Connect Uganda, with the help of the church and Bendigo community, has raised $40,000 to build a house for orphans.
The group has also gathered about 50kg of resources, including craft equipment and books.
Connect Uganda member Glenda Serpell said the country was still recovering from civil war and the aids crisis, and was in need of assistance.
“We’re taking a team of 14 men and women to be involved in an international aid organisation called Watoto,” Ms Serpell said.
“I’ve been there several times before and the need is huge in Uganda for aid ... We have a two pronged approach to our project this time.
“We’ve raised the funds with the help of the church and the Bendigo community to build a home as part of Watoto’s project to rescue children, rescue orphans.
“So we’re building a home.”
Ms Serpell said the male members of Connect Uganda would help build the home while the women would lend a hand to Living Hope.
“Wototo and this organisation have gathered the most vulnerable women from the community,” she said.
“All are widows, all are HIV-positive and Wototo gathers them from all the outlying communities and brings them in to this program, Living Hope.
“So we’re taking over a program to add to their lives.
“In Living Hope they’re looked after, they’re educated, their medical needs are catered for, they’re discipled, they’re taught skills to take back to their communities to help them to become self sustainable and help them stay alive, basically.

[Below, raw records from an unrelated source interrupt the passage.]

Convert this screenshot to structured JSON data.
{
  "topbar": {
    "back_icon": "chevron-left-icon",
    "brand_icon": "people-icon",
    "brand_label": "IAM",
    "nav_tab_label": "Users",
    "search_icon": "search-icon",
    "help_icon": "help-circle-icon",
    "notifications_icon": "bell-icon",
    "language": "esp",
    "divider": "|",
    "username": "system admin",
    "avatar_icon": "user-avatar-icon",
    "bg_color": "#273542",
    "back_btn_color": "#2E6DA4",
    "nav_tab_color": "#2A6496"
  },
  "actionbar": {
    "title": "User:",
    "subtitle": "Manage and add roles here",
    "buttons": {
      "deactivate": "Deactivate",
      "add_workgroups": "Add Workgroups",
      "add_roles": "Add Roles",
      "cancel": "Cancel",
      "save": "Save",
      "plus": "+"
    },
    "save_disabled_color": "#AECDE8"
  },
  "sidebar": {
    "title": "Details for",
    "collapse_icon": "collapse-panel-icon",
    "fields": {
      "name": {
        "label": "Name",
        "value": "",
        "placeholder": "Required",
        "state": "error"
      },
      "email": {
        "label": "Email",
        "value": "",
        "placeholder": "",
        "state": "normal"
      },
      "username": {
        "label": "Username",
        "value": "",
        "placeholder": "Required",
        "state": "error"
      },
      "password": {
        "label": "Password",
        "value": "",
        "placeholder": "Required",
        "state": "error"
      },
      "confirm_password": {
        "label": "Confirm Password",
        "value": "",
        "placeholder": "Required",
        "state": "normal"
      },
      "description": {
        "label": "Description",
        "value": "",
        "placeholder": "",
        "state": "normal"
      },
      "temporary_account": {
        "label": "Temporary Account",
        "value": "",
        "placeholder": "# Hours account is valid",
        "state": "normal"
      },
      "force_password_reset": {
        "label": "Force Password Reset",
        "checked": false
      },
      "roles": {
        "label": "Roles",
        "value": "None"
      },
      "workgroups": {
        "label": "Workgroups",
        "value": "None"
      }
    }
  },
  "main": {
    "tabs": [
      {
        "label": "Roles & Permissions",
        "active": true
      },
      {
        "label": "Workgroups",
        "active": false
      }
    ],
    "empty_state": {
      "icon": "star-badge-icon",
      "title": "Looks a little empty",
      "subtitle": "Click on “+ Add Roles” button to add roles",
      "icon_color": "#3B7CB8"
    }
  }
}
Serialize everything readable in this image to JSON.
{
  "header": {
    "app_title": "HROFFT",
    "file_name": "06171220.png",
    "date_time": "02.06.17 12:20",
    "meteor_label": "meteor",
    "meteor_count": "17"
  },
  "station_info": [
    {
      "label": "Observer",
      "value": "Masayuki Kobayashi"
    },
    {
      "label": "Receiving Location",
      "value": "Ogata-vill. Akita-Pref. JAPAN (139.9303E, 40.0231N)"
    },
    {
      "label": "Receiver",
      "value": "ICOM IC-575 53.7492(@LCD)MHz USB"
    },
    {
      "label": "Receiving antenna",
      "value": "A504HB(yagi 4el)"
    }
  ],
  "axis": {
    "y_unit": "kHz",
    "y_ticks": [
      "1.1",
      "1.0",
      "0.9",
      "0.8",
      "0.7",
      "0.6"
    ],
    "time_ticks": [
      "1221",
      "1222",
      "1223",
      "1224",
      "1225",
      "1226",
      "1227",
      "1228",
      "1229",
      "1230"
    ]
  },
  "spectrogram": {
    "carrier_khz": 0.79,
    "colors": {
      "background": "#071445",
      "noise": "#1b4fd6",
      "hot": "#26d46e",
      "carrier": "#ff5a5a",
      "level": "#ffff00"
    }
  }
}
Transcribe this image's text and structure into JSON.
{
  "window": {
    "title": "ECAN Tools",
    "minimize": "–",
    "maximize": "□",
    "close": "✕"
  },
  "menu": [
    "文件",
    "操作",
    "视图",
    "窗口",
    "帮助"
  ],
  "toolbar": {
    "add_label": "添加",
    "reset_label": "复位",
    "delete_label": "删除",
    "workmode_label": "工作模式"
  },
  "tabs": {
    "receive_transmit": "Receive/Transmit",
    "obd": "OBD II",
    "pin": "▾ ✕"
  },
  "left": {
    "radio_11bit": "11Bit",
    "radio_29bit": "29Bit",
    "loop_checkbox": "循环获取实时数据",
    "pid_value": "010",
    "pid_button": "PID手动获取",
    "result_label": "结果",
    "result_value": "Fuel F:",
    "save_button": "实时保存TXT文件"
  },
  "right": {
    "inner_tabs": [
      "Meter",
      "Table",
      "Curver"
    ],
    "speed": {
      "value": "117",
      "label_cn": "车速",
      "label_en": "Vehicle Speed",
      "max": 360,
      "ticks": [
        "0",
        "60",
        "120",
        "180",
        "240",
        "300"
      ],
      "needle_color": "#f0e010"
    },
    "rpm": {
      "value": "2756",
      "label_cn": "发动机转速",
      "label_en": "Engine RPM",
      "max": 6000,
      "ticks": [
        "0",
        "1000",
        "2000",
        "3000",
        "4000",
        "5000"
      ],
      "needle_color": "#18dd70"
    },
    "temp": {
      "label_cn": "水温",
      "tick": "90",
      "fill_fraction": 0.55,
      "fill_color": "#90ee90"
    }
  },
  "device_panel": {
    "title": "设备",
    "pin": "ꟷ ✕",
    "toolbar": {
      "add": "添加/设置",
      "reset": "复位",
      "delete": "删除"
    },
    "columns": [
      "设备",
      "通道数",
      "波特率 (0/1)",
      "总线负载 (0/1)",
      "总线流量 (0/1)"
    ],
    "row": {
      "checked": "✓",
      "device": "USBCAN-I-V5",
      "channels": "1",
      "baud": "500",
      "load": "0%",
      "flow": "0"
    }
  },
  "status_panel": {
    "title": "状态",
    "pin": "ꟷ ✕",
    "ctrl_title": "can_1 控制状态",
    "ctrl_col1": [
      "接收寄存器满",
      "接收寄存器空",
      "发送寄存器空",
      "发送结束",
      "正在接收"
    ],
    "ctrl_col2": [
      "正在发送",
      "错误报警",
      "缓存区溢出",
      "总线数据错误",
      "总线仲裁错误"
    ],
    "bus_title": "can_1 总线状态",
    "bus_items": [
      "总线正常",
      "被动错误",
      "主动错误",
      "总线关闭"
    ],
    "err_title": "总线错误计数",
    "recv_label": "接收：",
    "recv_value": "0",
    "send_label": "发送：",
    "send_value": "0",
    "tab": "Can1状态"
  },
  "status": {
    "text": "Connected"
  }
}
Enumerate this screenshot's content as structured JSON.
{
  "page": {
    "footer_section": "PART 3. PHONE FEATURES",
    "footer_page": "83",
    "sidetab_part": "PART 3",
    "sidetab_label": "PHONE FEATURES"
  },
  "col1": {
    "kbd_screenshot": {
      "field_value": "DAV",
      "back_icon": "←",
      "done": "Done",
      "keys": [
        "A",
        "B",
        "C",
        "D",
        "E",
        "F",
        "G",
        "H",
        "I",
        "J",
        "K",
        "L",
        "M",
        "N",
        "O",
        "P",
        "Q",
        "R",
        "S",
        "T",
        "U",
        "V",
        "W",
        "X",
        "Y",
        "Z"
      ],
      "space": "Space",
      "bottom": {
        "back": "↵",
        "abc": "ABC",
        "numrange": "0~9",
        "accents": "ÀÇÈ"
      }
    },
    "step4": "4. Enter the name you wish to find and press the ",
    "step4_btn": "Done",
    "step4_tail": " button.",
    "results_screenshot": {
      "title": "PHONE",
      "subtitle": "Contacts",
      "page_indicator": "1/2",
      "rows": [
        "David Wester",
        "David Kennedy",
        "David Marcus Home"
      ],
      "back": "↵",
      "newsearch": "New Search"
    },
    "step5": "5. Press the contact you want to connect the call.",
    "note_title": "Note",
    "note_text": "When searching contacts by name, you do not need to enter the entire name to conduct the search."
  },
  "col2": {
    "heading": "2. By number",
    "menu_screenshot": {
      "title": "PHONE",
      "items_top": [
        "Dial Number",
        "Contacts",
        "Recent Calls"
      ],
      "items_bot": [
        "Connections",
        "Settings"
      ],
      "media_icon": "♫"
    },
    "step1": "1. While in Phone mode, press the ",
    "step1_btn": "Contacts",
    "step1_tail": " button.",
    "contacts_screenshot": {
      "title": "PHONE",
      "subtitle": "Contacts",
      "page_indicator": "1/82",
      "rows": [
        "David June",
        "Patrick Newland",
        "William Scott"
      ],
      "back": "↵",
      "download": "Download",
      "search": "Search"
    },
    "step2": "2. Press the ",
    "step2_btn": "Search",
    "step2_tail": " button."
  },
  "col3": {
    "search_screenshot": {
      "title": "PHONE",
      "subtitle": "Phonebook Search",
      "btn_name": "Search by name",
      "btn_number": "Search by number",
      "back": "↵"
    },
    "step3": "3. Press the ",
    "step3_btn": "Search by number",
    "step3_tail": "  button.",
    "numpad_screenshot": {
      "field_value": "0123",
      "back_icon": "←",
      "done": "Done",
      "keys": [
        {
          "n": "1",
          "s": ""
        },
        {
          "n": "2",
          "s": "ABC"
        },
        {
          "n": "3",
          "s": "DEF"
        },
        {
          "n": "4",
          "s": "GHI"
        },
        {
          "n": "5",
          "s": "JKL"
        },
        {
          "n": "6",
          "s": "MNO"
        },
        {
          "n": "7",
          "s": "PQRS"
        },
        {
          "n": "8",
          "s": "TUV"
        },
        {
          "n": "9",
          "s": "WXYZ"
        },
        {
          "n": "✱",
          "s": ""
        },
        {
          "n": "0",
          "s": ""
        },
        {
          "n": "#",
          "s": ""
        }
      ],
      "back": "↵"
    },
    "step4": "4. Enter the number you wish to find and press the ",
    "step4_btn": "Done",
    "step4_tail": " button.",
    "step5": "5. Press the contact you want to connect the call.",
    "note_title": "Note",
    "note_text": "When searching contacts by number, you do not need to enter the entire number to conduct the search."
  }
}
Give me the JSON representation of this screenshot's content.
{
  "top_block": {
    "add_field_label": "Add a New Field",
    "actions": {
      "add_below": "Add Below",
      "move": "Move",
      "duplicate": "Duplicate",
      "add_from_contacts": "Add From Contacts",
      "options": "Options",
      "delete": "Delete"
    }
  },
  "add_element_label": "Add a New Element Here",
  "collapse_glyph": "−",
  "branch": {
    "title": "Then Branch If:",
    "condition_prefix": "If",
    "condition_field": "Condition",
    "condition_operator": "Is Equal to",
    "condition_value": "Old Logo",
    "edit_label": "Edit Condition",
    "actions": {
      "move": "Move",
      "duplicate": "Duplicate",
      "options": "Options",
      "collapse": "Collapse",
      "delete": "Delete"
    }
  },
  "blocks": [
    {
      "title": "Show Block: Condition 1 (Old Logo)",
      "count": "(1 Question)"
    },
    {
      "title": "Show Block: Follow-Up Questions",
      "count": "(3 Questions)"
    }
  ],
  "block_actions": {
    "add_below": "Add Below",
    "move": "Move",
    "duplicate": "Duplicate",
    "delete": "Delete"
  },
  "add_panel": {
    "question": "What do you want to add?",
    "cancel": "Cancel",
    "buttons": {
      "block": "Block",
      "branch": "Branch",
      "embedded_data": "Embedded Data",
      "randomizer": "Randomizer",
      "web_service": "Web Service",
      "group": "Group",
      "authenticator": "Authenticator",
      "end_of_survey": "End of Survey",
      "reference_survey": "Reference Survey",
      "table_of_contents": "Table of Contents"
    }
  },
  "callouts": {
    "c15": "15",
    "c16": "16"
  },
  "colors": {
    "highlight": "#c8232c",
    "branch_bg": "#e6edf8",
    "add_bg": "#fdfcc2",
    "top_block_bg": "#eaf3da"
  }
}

“Wototo recognises that there are so many orphans because there are not enough mums to look after them.
“So our program is feeding into that and we’re taking over different crafts and different skills that these women can take back to their communities.”
Ms Serpell said the next three weeks were bound to be an eye-opener.
“These women have been through life circumstances that we can’t even comprehend,” she said.
“Many of them are ex-child soldiers. Some of their stories would just break you.
“For us to go and say, ‘We love you, we care enough to come from the other side of the world just to show that’, is huge.”